Practices were monitored, certain observations were made, and a team under the stewardship of sister-in-charge of that ICU was constituted. Education sessions were held with entire staff of the unit. Changes were made in practices, and these were documented and accounted for. These changes have been mentioned in the preceding paragraphs.

As a result, the incidence of UTI was reduced from zero for a four month period. The staff was felicitated, they were publicly rewarded, and motivational levels went up considerably. However, over a period of time, UTIs started again. This only emphasises the need for constant efforts and re-dedication to the cause of stamping out HAI. The ward leadership has to be motivated— they must know what has to be done, and ensure that all staff from the nurse to the cleaning staff (including the doctors) know what their role is.

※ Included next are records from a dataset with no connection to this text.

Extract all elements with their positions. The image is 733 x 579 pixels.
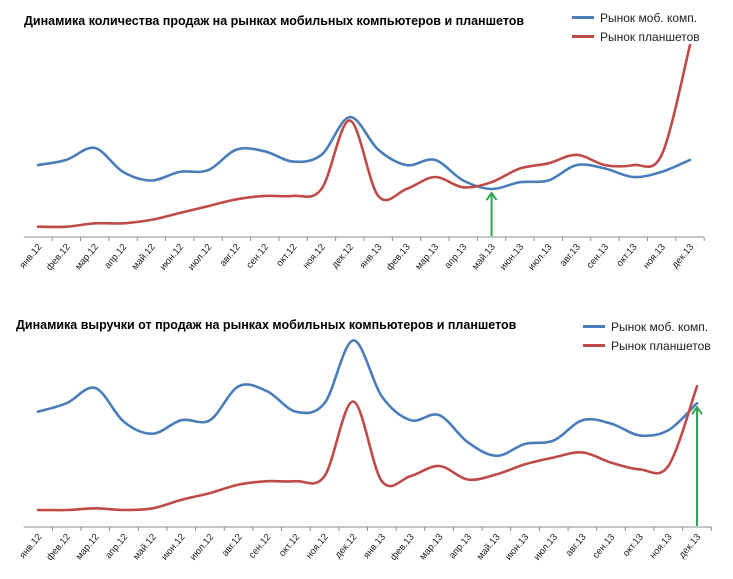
x-tick-label: июн.13 — [503, 532, 531, 563]
series-line-tablets — [36, 43, 692, 229]
series-line-tablets — [36, 385, 699, 512]
x-tick-label: окт.12 — [277, 532, 302, 559]
legend-label: Рынок планшетов — [611, 338, 711, 353]
x-tick-label: апр.12 — [103, 532, 130, 561]
x-tick-label: ноя.13 — [641, 242, 668, 271]
x-tick-label: авг.12 — [220, 532, 245, 559]
annotation-arrow — [691, 405, 703, 526]
x-tick-label: янв.13 — [361, 532, 388, 561]
x-tick-label: окт.13 — [621, 532, 646, 559]
x-tick-label: июл.12 — [188, 532, 216, 563]
x-tick-label: май.12 — [130, 242, 158, 272]
x-tick-label: окт.12 — [274, 242, 299, 269]
x-tick-label: дек.12 — [330, 242, 357, 271]
x-tick-label: сен.12 — [247, 532, 274, 561]
legend-swatch-red — [583, 344, 605, 347]
x-tick-label: янв.12 — [17, 532, 44, 561]
x-tick-label: сен.12 — [244, 242, 271, 271]
x-tick-label: авг.13 — [564, 532, 589, 559]
arrow-head — [485, 191, 498, 201]
legend-swatch-red — [572, 35, 594, 38]
legend-label: Рынок моб. комп. — [611, 319, 709, 334]
legend-item-tablets: Рынок планшетов — [583, 336, 711, 355]
x-tick-label: июн.12 — [158, 242, 186, 273]
x-tick-label: апр.12 — [102, 242, 129, 271]
x-tick-label: мар.12 — [73, 242, 101, 272]
series-line-mobile-pc — [36, 339, 699, 458]
x-tick-label: апр.13 — [442, 242, 469, 271]
chart-legend: Рынок моб. комп. Рынок планшетов — [572, 8, 700, 46]
legend-item-mobile-pc: Рынок моб. комп. — [583, 317, 711, 336]
legend-item-mobile-pc: Рынок моб. комп. — [572, 8, 700, 27]
annotation-arrow — [485, 191, 498, 236]
x-tick-label: апр.13 — [447, 532, 474, 561]
x-tick-label: июл.13 — [526, 242, 554, 273]
x-tick-label: май.13 — [475, 532, 503, 562]
x-tick-label: мар.13 — [413, 242, 441, 272]
x-tick-label: фев.13 — [384, 242, 413, 273]
x-tick-label: ноя.13 — [648, 532, 675, 561]
x-tick-label: май.12 — [131, 532, 159, 562]
x-tick-label: июн.12 — [159, 532, 187, 563]
legend-swatch-blue — [572, 16, 594, 19]
chart-legend: Рынок моб. комп. Рынок планшетов — [583, 317, 711, 355]
legend-swatch-blue — [583, 325, 605, 328]
x-tick-label: авг.13 — [558, 242, 583, 269]
legend-label: Рынок моб. комп. — [600, 10, 698, 25]
x-tick-label: сен.13 — [591, 532, 618, 561]
plot-area: янв.12 фев.12 мар.12 апр.12 май.12 июн.12 июл.… — [17, 339, 712, 563]
legend-item-tablets: Рынок планшетов — [572, 27, 700, 46]
x-tick-label: фев.12 — [44, 532, 73, 563]
chart-title: Динамика выручки от продаж на рынках моб… — [16, 318, 517, 332]
x-tick-label: сен.13 — [585, 242, 612, 271]
x-tick-label: янв.13 — [358, 242, 385, 271]
arrow-head — [691, 405, 703, 415]
x-tick-label: мар.12 — [74, 532, 102, 562]
x-tick-label: мар.13 — [418, 532, 446, 562]
x-tick-label: дек.13 — [677, 532, 704, 561]
x-tick-label: янв.12 — [17, 242, 44, 271]
x-tick-label: июл.12 — [186, 242, 214, 273]
x-tick-label: фев.12 — [44, 242, 73, 273]
x-tick-label: ноя.12 — [301, 242, 328, 271]
chart-title: Динамика количества продаж на рынках моб… — [24, 14, 525, 28]
sales-revenue-chart: Динамика выручки от продаж на рынках моб… — [0, 290, 733, 579]
x-tick-label: окт.13 — [614, 242, 639, 269]
x-tick-label: фев.13 — [388, 532, 417, 563]
plot-area: янв.12 фев.12 мар.12 апр.12 май.12 июн.12 июл.… — [17, 43, 705, 273]
series-line-mobile-pc — [36, 115, 692, 191]
x-tick-label: июн.13 — [498, 242, 526, 273]
sales-volume-chart: Динамика количества продаж на рынках моб… — [17, 8, 705, 273]
x-tick-label: ноя.12 — [304, 532, 331, 561]
x-tick-label: май.13 — [470, 242, 498, 272]
x-tick-label: дек.12 — [333, 532, 360, 561]
legend-label: Рынок планшетов — [600, 29, 700, 44]
x-tick-label: дек.13 — [670, 242, 697, 271]
x-tick-label: июл.13 — [532, 532, 560, 563]
x-tick-label: авг.12 — [218, 242, 243, 269]
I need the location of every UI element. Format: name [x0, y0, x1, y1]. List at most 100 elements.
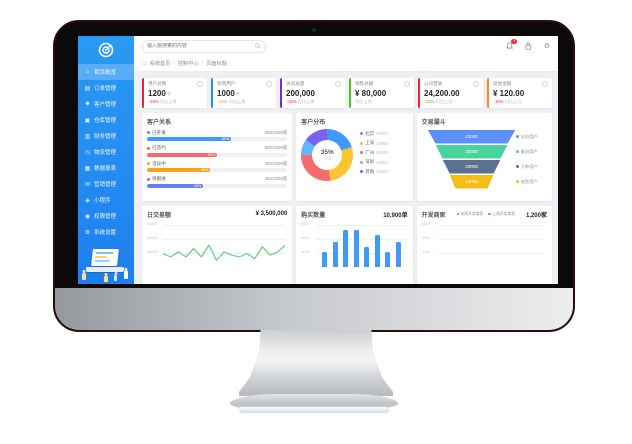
panel-title: 客户分布: [301, 119, 326, 126]
legend-dot: [147, 177, 150, 181]
sidebar-item-label: 权限管理: [94, 214, 117, 220]
bar: [343, 230, 349, 267]
donut-center-label: 占比: [323, 155, 332, 160]
sidebar-item-reports[interactable]: ▦ 数据报表: [78, 160, 134, 176]
legend-dot: [147, 162, 150, 165]
kpi-card-revenue[interactable]: 公司营收 24,200.00 ↑22% 同比上月: [418, 78, 483, 108]
info-icon[interactable]: [542, 81, 548, 87]
finance-icon: ▥: [84, 133, 91, 140]
home-icon: ⌂: [85, 69, 90, 75]
breadcrumb-item: 页面标题: [206, 61, 227, 67]
bar: [385, 251, 391, 267]
sidebar-item-permissions[interactable]: ◉ 权限管理: [78, 208, 134, 224]
kpi-card-sales[interactable]: 销售总额 ¥ 80,000 同比上周: [349, 78, 414, 108]
sidebar-item-logistics[interactable]: ◷ 物流管理: [78, 144, 134, 160]
bar: [322, 251, 328, 267]
distribution-donut: 35% 占比: [301, 128, 354, 181]
main-area: 5 ⚙ ⌂ 系统首页 / 控制中心 / 页面标题: [134, 36, 558, 284]
sidebar-item-finance[interactable]: ▥ 财务管理: [78, 128, 134, 144]
sidebar-item-orders[interactable]: ▤ 订单管理: [78, 80, 134, 96]
legend-dot: [360, 170, 364, 173]
legend-dot: [515, 150, 519, 153]
search-box[interactable]: [142, 39, 266, 53]
legend-dot: [515, 135, 519, 138]
sidebar-item-settings[interactable]: ⚙ 系统设置: [78, 224, 134, 240]
info-icon[interactable]: [197, 81, 203, 87]
bar: [332, 242, 338, 267]
legend-dot: [488, 212, 491, 216]
app-logo[interactable]: [78, 36, 134, 64]
develop-amount: 1,200家: [525, 212, 547, 219]
legend-dot: [147, 146, 150, 150]
legend-item: 北京 10000: [360, 131, 388, 137]
sidebar-item-miniapp[interactable]: ◈ 小程序: [78, 192, 134, 208]
kpi-card-users[interactable]: 用户总数 1200个 ↑19% 同比上周: [142, 78, 207, 108]
sidebar-item-home[interactable]: ⌂ 首页概览: [78, 64, 134, 80]
order-icon: ▤: [84, 85, 91, 92]
sidebar-item-label: 小程序: [94, 198, 111, 204]
notification-badge: 5: [511, 39, 518, 44]
breadcrumb: ⌂ 系统首页 / 控制中心 / 页面标题: [134, 56, 558, 72]
kpi-card-new-users[interactable]: 新增用户 1000个 ↑10% 同比上周: [211, 78, 276, 108]
legend-dot: [360, 151, 364, 154]
monitor-stand-neck: [239, 330, 393, 396]
sidebar: ⌂ 首页概览 ▤ 订单管理 ☻ 客户管理 ▣ 仓库管理 ▥ 财务管理 ◷ 物流管理 ▦ 数据报…: [78, 36, 134, 284]
donut-legend: 北京 10000 上海 10000 广州 10000 深圳 10000 其他 10000: [360, 131, 388, 197]
search-input[interactable]: [143, 43, 251, 49]
funnel-level: 14000: [449, 174, 494, 189]
kpi-value: 1000个: [217, 88, 241, 98]
kpi-label: 访问总量: [286, 81, 305, 86]
notification-bell-icon[interactable]: 5: [506, 39, 518, 50]
sidebar-item-marketing[interactable]: ✉ 营销管理: [78, 176, 134, 192]
daily-line: [162, 244, 287, 261]
kpi-value: 1200个: [148, 88, 172, 98]
progress-bar: 60%: [147, 137, 288, 141]
kpi-card-refunds[interactable]: 退款金额 ¥ 120.00 ↓10% 同比上月: [487, 78, 552, 108]
kpi-card-visits[interactable]: 访问总量 200,000 ↑15% 同比上周: [280, 78, 345, 108]
develop-legend: 本周开发商家 上周开发商家: [456, 212, 515, 217]
monitor-chin: [55, 288, 573, 330]
kpi-delta: ↑19% 同比上周: [148, 98, 177, 104]
panel-title: 开发商家: [421, 212, 446, 219]
legend-item: 上海 10000: [360, 140, 388, 146]
sidebar-item-label: 数据报表: [94, 166, 117, 172]
panel-row-bottom: 日交易额 ¥ 3,500,000 50000 40000 30000 购买数量 10,9…: [142, 205, 552, 284]
progress-bar: 50%: [147, 152, 288, 157]
search-icon: [255, 43, 261, 49]
panel-title: 客户关系: [147, 119, 172, 126]
kpi-value: 200,000: [286, 88, 315, 98]
dashboard-screen: ⌂ 首页概览 ▤ 订单管理 ☻ 客户管理 ▣ 仓库管理 ▥ 财务管理 ◷ 物流管理 ▦ 数据报…: [78, 36, 558, 284]
legend-dot: [515, 180, 519, 183]
panel-title: 购买数量: [301, 212, 326, 219]
progress-bar: 40%: [147, 183, 288, 188]
breadcrumb-home-icon: ⌂: [143, 60, 147, 67]
legend-item: 广州 10000: [360, 150, 388, 156]
legend-dot: [456, 212, 459, 216]
kpi-delta: ↑10% 同比上周: [217, 98, 246, 104]
report-icon: ▦: [84, 165, 91, 172]
kpi-delta: ↓10% 同比上月: [493, 98, 522, 104]
panel-daily-transactions: 日交易额 ¥ 3,500,000 50000 40000 30000: [142, 205, 293, 284]
gear-icon[interactable]: ⚙: [543, 43, 550, 50]
panel-row-middle: 客户关系 已开发 600/1000家 60% 已签约 500/1000家 50% 洽…: [142, 112, 552, 201]
funnel-level: 20000: [435, 144, 508, 159]
info-icon[interactable]: [473, 81, 479, 87]
funnel-level: 22000: [427, 129, 516, 144]
sidebar-item-customers[interactable]: ☻ 客户管理: [78, 96, 134, 112]
donut-chart: 35% 占比: [301, 128, 354, 197]
sidebar-item-label: 财务管理: [94, 134, 117, 140]
progress-row: 已开发 600/1000家 60%: [147, 130, 288, 141]
sidebar-item-warehouse[interactable]: ▣ 仓库管理: [78, 112, 134, 128]
progress-row: 已签约 500/1000家 50%: [147, 145, 288, 157]
lock-icon[interactable]: [525, 42, 532, 50]
info-icon[interactable]: [335, 81, 341, 87]
info-icon[interactable]: [404, 81, 410, 87]
breadcrumb-item[interactable]: 控制中心: [177, 61, 199, 67]
panel-purchase-count: 购买数量 10,900单 9000 6000 3000: [296, 205, 413, 284]
kpi-label: 用户总数: [148, 81, 167, 86]
info-icon[interactable]: [266, 81, 272, 87]
settings-icon: ⚙: [84, 229, 91, 236]
legend-item: 上周开发商家: [488, 212, 515, 217]
breadcrumb-item[interactable]: 系统首页: [149, 61, 171, 67]
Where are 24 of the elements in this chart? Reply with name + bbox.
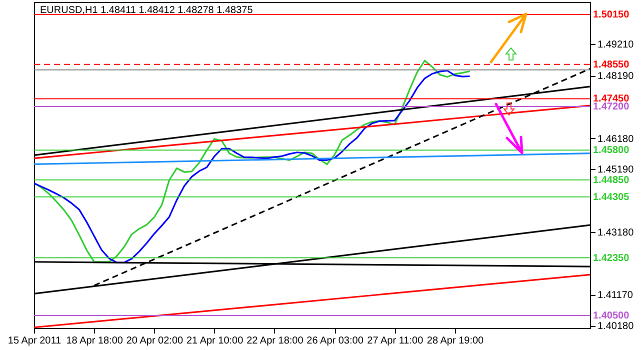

In conclusion, HAI are here to stay, and hospitals all over the world are battling this scourge. Although there are many battles to be fought, there are definite strategies available, which have been tested over time and are known to work. The main problem is keeping the staff motivated, and ensuring that every single healthcare worker knows what to do. A lot of motivation is required, and constant reinforcement is a must. One can never pay enough attention to these issues.